Dopo aver ascoltato tutti i dettagli, Agata sorride e dice al banchiere di mandare i bambini con lei all’antica Farmacia di sant’Anna, alle tre di quello stesso pomeriggio. Agata si era messa d’accordo con gli amici frati per dare una bella lezione ai tre monelli e aiutare, così, i due poveri genitori.
La moglie del banchiere li accompagna puntuale alle tre sulla soglia del convento. Una voce da dentro urla:” Vada pure, signora, e torni a prenderli più tardi”. La moglie del banchiere esce perplessa. Agata, dopo aver accompagnato i monelli all’interno della farmacia, li fa accomodare nel piccolo laboratorio sul retro dove vengono prodotti i preziosi preparati. Li fa sedere attorno al tavolo ed offre loro un bel vassoio di profumati canestrelli. I tre mangiano golosamente tutti i dolci, ben contenti per la merenda ghiotta ed inaspettata. Agata, dopo aver aspettato con pazienza che i monelli finissero di mangiare, comincia a parlare. Accanto a lei una figura storica del convento, frate Ezio.
“Ascoltate bene, bambini” dice loro “ nei canestrelli che avete appena mangiato c’è un ingrediente molto particolare. Me lo hanno regalato i miei amici, i frati. Vero, frate Ezio?” spiega Agata.

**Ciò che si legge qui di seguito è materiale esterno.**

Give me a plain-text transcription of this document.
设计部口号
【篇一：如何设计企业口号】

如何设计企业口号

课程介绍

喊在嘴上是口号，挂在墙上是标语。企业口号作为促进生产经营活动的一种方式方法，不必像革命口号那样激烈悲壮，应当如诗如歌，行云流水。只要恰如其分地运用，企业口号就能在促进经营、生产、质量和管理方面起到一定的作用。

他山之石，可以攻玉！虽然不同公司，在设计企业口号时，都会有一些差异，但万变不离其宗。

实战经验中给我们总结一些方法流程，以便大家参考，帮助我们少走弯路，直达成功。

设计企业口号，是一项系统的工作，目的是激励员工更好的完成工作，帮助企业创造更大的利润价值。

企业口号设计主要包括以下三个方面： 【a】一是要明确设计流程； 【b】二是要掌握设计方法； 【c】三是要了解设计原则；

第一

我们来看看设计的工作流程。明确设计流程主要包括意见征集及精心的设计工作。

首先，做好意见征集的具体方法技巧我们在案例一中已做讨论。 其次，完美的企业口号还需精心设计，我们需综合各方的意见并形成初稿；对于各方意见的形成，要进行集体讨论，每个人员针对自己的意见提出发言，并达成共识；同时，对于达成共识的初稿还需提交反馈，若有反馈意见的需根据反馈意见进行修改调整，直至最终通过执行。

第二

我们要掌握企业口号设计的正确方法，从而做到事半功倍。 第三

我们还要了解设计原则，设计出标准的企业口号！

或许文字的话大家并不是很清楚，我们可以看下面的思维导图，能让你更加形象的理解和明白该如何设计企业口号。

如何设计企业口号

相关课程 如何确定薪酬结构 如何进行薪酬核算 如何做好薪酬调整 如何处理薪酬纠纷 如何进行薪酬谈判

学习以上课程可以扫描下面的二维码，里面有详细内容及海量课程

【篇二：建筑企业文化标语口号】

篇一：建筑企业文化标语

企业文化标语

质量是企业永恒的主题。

“Certo”, risponde frate Ezio, “nella nostra biblioteca custodiamo volumi antichi e preziosi, tra cui un libro di magia, La magia delle erbe. Noi frati siamo un po’ arrabbiati con voi per le vostre continue birichinate, che ci arrivano fin quassù, e questa mattina presto ho preparato, insieme ad Agata, questi dolcetti con un ingrediente molto particolare e segreto.
“E’ l’artiglio del diavolo, per caso?” chiedono spaventati i bambini “Ha un nome che fa paura!”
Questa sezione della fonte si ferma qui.